Le nez dans l’assiette

Une gravure représentait un gros homme à lavallière, la tête dans son assiette, la face figée dans les pâtes et la sauce qui avaient débordé sous le choc. Il était soudain mort de gloutonnerie. Voilà ce qui risque de vous arriver, nous disait l’éducation chrétienne — aujourd’hui relayée par l’éducation laïque et diététicienne —, si vous cédez au péché de gourmandise. Vous finirez de cette manière brutale et ignominieuse si vous ne savez pas juguler la boulimie qui augmente souvent avec l’âge et le niveau de vie.

Longtemps, il m’a semblé que cette mort n’est pas aussi exécrable que les moralistes le disent. Elle a le mérite d’être rapide, sans douleur, et de se manifester dans un moment de vitalité et de plaisir. La mort à l’assiette comme il y a le service à l’assiette. Le cœur a lâché l’estomac, ce voisin, ce gouffre. On ne remettra pas le couvert. Fin de toute faim.

Réflexion faite, c’est quand même une mort trompeuse, cachée sous l’appétit de vivre. On mange pour reprendre du tonus, pour recharger la machine, et celle-ci s’arrête traîtreusement, alors qu’on la croyait comme d’habitude occupée à se goberger et à se fortifier. C’est aussi une mort peu convenable, sale, au mépris des manières de table. Imagine-t-on la stupeur du commensal ou de l’invitée, son effroi, sa gêne, devant son vis-à-vis dont la tête, sans un cri, plonge soudain dans son assiette et n’en bouge plus ? Le corps avachi, le visage barbouillé, les cheveux souillés… Non, ce n’est pas une belle mort, même pour un bouffeur, même et surtout pour un gastronome, parce qu’elle est humiliante.

Michel Crépu emploie et souligne l’adjectif humiliant : « Cette sorte de caprice fabuleux qui a jeté mon père la tête dans son potage.
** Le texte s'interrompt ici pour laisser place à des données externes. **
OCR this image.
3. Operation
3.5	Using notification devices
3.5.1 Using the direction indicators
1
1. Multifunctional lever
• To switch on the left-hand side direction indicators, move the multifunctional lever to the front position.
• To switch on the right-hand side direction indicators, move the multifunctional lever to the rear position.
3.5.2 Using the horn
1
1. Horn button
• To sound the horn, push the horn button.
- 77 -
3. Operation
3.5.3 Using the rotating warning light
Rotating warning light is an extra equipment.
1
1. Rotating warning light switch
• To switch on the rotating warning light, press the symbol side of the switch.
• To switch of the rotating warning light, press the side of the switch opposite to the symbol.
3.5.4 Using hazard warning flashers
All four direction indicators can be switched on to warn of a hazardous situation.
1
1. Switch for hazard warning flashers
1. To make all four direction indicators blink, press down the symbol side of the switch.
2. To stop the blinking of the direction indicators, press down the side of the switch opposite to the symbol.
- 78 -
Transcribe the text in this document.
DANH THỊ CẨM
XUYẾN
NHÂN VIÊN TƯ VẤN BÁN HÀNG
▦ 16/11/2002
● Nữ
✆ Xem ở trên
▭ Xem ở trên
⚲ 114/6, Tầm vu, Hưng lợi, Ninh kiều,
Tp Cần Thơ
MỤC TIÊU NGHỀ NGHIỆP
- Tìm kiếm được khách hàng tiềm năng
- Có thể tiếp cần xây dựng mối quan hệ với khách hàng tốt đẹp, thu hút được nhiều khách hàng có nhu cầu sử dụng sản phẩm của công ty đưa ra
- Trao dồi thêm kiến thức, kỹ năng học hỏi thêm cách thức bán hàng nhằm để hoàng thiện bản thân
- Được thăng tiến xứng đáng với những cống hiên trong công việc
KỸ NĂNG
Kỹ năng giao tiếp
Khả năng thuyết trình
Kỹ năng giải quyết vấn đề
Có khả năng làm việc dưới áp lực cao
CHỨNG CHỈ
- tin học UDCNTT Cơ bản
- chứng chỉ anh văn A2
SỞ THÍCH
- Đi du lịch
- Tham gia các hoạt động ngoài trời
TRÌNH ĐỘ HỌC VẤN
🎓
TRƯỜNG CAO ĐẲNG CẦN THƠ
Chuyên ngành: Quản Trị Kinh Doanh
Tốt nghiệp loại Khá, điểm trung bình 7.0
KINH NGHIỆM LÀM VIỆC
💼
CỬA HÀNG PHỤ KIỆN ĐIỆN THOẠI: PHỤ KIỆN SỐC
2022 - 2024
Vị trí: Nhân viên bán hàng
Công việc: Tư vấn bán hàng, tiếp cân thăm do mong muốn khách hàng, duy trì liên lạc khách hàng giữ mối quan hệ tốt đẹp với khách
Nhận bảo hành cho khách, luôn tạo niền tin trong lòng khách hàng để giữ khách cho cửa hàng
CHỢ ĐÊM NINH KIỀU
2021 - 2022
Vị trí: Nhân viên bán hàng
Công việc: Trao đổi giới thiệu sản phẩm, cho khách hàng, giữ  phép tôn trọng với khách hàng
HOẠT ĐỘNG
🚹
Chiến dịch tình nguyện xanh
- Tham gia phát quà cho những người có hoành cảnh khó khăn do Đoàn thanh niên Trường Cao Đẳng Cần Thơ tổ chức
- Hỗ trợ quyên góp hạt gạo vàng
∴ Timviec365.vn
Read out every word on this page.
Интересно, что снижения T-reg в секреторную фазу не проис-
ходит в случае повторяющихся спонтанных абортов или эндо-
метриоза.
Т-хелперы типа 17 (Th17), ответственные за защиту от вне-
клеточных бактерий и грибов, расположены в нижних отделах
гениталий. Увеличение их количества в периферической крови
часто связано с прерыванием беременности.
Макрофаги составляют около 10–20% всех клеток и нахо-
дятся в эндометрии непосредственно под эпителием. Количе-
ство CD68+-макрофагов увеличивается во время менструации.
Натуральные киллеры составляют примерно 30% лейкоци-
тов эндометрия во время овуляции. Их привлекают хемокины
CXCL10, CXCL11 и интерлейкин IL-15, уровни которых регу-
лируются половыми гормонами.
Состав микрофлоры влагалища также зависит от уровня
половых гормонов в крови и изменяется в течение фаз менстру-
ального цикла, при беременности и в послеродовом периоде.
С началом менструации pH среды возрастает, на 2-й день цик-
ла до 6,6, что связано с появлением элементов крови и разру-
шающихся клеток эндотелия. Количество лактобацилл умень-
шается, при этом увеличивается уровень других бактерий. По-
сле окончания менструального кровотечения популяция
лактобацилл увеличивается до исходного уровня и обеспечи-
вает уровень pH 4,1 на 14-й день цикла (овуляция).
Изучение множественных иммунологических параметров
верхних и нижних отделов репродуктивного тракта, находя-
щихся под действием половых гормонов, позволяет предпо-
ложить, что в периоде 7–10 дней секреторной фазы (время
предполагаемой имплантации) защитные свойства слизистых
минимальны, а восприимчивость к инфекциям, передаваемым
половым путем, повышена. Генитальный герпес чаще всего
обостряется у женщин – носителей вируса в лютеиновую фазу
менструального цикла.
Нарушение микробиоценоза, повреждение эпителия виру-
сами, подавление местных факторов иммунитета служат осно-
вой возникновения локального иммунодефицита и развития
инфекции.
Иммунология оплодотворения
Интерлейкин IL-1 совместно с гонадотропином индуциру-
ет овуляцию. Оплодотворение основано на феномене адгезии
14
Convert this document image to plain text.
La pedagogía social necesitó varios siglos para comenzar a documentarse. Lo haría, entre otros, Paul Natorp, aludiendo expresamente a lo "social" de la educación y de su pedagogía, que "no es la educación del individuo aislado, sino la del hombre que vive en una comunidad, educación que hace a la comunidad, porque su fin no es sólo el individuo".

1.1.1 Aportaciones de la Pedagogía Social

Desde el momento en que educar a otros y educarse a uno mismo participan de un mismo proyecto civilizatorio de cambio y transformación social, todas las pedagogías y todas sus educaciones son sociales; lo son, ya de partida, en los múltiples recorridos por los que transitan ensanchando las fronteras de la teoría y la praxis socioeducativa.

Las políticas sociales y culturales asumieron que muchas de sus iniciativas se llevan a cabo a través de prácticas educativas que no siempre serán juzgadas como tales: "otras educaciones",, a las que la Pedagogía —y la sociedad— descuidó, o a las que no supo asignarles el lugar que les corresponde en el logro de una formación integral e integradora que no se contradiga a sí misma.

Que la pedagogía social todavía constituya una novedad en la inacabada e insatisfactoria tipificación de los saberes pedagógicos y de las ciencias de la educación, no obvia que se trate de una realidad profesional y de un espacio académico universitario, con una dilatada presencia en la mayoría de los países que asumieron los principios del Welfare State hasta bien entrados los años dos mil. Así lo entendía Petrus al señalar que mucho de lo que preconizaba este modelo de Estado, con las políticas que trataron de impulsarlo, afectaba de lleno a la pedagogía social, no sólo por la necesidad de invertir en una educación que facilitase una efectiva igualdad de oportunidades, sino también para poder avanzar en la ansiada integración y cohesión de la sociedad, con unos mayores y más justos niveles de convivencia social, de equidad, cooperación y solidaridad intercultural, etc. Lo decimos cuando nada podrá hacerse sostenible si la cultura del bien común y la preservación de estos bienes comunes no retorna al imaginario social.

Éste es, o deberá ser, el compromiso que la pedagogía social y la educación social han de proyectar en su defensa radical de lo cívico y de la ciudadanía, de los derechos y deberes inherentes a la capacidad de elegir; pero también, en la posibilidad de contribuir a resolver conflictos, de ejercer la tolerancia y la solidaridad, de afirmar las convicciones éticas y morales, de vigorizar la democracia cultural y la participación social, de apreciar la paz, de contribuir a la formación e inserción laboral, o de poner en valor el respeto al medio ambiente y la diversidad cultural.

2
Qui m’en fournira le pourquoi et le comment ? Bon Dieu, est-ce que mon père méritait de se retrouver d’un seul coup avec une tête de mandrill ? Est-ce que je ne trouve pas cela (…) spécialement humiliant ? » Un jour.

Le père de Michel Crépu n’est pas mort dans son assiette, mais un AVC foudroyant lui a abîmé le visage et la parole. Après cela, comment s’asseoir à table, trois fois par jour, comme si de rien n’était ? Comment ne pas avoir peur de remettre ça ?

Michel Crépu rapporte que son père a piqué du nez dans un potage. En était-ce vraiment un ou a-t-il employé le mot potage parce que cela ajoute à l’humiliation et à la détresse, l’expression « être dans le potage » signifiant être dans la confusion ?

Dans le cas d’une mort brutale à table, mieux vaut quand même que la chronique retienne le nom d’un plat de prestige. Certes, il n’y a pas de honte à rendre son âme au-dessus d’une soupe de légumes, d’un bœuf mode ou d’une crème brûlée. Mais, avec un peu de chance, on préférera terminer l’aventure sur une poularde demi-deuil, un lièvre à la royale ou la purée de Robuchon. Question de standing posthume.

Heureux Me Montilhe, avocat dijonnais, propriétaire d’un beau domaine de la Côte de Nuits ! Il acheva soudain sa vie le nez dans un verre de l’un de ses plus grands vins, un Pommard Rugiens 59.